Karma has been complaining of a lump in his gut over the last 3 years. Since an operation was performed on 2 November 2011, Karma has continued to pass significant blood in his stools.

Karma has been referred by the Dok 2 Head of Trauma to the Department of Surgery Specialist, Dr D. Arnold, Sp.B (K) BD, in Cikini. Filep had already been undergoing treatment in Jakarta separately for his prostrate. On 13 April 2012, Dr Hidayathu Samawi, the general practitioner in Abepura prison, called Karma to his rooms. Dr Hidayathu said that Karma must provide a letter of permission from the family to consent to the treatment of Jakarta, and the Letter to commit the family to bear the full cost of treatment and transport to Jakarta.

Karma in this case ask for the Abepura Prison to issue a letter that the prisons are not able to bear the cost of treatment in Jakarta, but Dr.

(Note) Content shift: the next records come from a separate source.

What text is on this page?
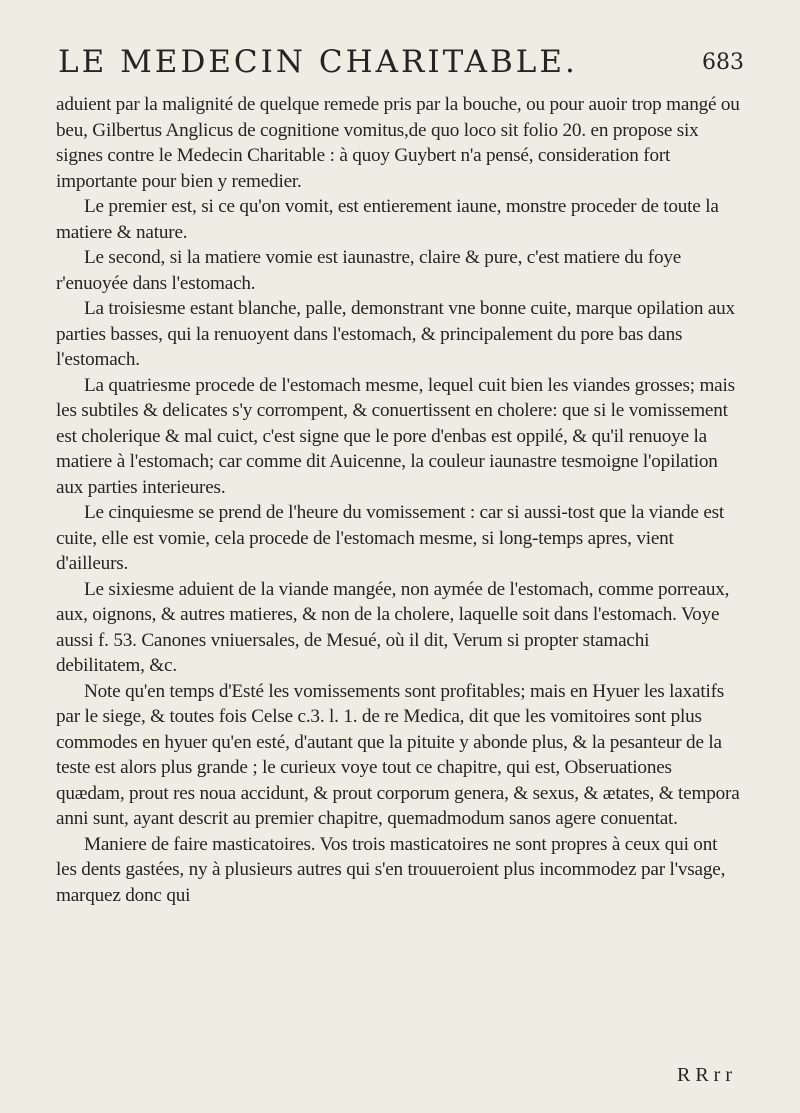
LE MEDECIN CHARITABLE.	683

aduient par la malignité de quelque remede pris par la bouche, ou pour auoir trop mangé ou beu, Gilbertus Anglicus de cognitione vomitus,de quo loco sit folio 20. en propose six signes contre le Medecin Charitable : à quoy Guybert n'a pensé, consideration fort importante pour bien y remedier.

Le premier est, si ce qu'on vomit, est entierement iaune, monstre proceder de toute la matiere & nature.

Le second, si la matiere vomie est iaunastre, claire & pure, c'est matiere du foye r'enuoyée dans l'estomach.

La troisiesme estant blanche, palle, demonstrant vne bonne cuite, marque opilation aux parties basses, qui la renuoyent dans l'estomach, & principalement du pore bas dans l'estomach.

La quatriesme procede de l'estomach mesme, lequel cuit bien les viandes grosses; mais les subtiles & delicates s'y corrompent, & conuertissent en cholere: que si le vomissement est cholerique & mal cuict, c'est signe que le pore d'enbas est oppilé, & qu'il renuoye la matiere à l'estomach; car comme dit Auicenne, la couleur iaunastre tesmoigne l'opilation aux parties interieures.

Le cinquiesme se prend de l'heure du vomissement : car si aussi-tost que la viande est cuite, elle est vomie, cela procede de l'estomach mesme, si long-temps apres, vient d'ailleurs.

Le sixiesme aduient de la viande mangée, non aymée de l'estomach, comme porreaux, aux, oignons, & autres matieres, & non de la cholere, laquelle soit dans l'estomach. Voye aussi f. 53. Canones vniuersales, de Mesué, où il dit, Verum si propter stamachi debilitatem, &c.

Note qu'en temps d'Esté les vomissements sont profitables; mais en Hyuer les laxatifs par le siege, & toutes fois Celse c.3. l. 1. de re Medica, dit que les vomitoires sont plus commodes en hyuer qu'en esté, d'autant que la pituite y abonde plus, & la pesanteur de la teste est alors plus grande ; le curieux voye tout ce chapitre, qui est, Obseruationes quædam, prout res noua accidunt, & prout corporum genera, & sexus, & ætates, & tempora anni sunt, ayant descrit au premier chapitre, quemadmodum sanos agere conuentat.

Maniere de faire masticatoires. Vos trois masticatoires ne sont propres à ceux qui ont les dents gastées, ny à plusieurs autres qui s'en trouueroient plus incommodez par l'vsage, marquez donc qui

R R r r
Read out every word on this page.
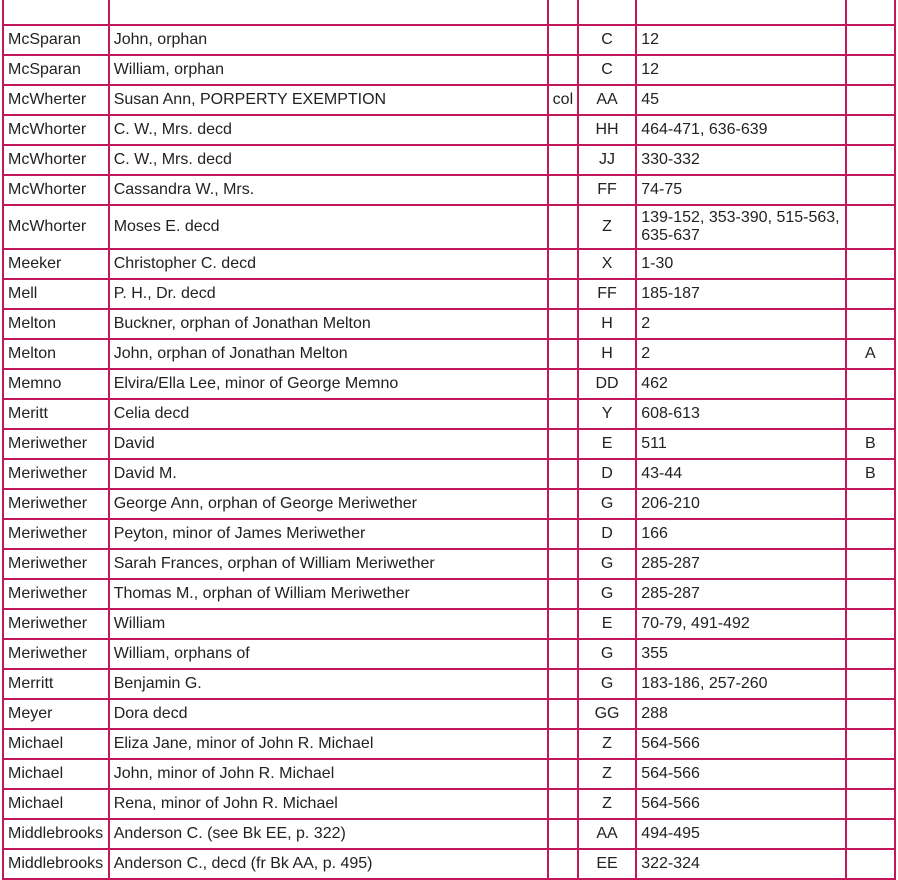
McSparan	John, orphan		C	12	
McSparan	William, orphan		C	12	
McWherter	Susan Ann, PORPERTY EXEMPTION	col	AA	45	
McWhorter	C. W., Mrs. decd		HH	464-471, 636-639	
McWhorter	C. W., Mrs. decd		JJ	330-332	
McWhorter	Cassandra W., Mrs.		FF	74-75	
McWhorter	Moses E. decd		Z	139-152, 353-390, 515-563, 635-637	
Meeker	Christopher C. decd		X	1-30	
Mell	P. H., Dr. decd		FF	185-187	
Melton	Buckner, orphan of Jonathan Melton		H	2	
Melton	John, orphan of Jonathan Melton		H	2	A
Memno	Elvira/Ella Lee, minor of George Memno		DD	462	
Meritt	Celia decd		Y	608-613	
Meriwether	David		E	511	B
Meriwether	David M.		D	43-44	B
Meriwether	George Ann, orphan of George Meriwether		G	206-210	
Meriwether	Peyton, minor of James Meriwether		D	166	
Meriwether	Sarah Frances, orphan of William Meriwether		G	285-287	
Meriwether	Thomas M., orphan of William Meriwether		G	285-287	
Meriwether	William		E	70-79, 491-492	
Meriwether	William, orphans of		G	355	
Merritt	Benjamin G.		G	183-186, 257-260	
Meyer	Dora decd		GG	288	
Michael	Eliza Jane, minor of John R. Michael		Z	564-566	
Michael	John, minor of John R. Michael		Z	564-566	
Michael	Rena, minor of John R. Michael		Z	564-566	
Middlebrooks	Anderson C. (see Bk EE, p. 322)		AA	494-495	
Middlebrooks	Anderson C., decd (fr Bk AA, p. 495)		EE	322-324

Hidayathu said that the prison would not certify its refusal to bear the cost of treatment in Jakarta.

During prison visiting hours at Abepura, Filep Karma told West Papua Media’s correspondent, “I was detained by the State of Indonesia, for 15 years, why are they unable to bear the cost of my treatment in Jakarta.  My case in July 2010, it was the same, treatment not covered by the State.  Abepura prison officials alone cannot issue a statement that they can’t afford the cost to Jakarta, yet I hardly have the foundation (strength) to have resort to outside solidarity as my only choice to help me for medical expenses to Jakarta,” said Karma.

The Indonesian government has an obligation to provide adequate healthcare to political prisoners.  According to Amnesty International, under Indonesian Government Regulation No. 32/1999 on Terms and Procedures on the Implementation of Prisoners’ Rights in Prisons, all medical costs for treatment of a prisoner at a hospital must be borne by the state, also in accordance with the UN Body of Principles for the Protection of All Persons under Any Form of Detention or Imprisonment (Principle 24) .

In late February, in response to a petition filed by Freedom Now, the United Nations Working Group on Arbitrary Detention issued its opinion that the Government of Indonesia is in violation of international law by detaining Filep Karma. Amongst many other international voices, the Working Group called on the Government of Indonesia to immediately release the human rights advocate.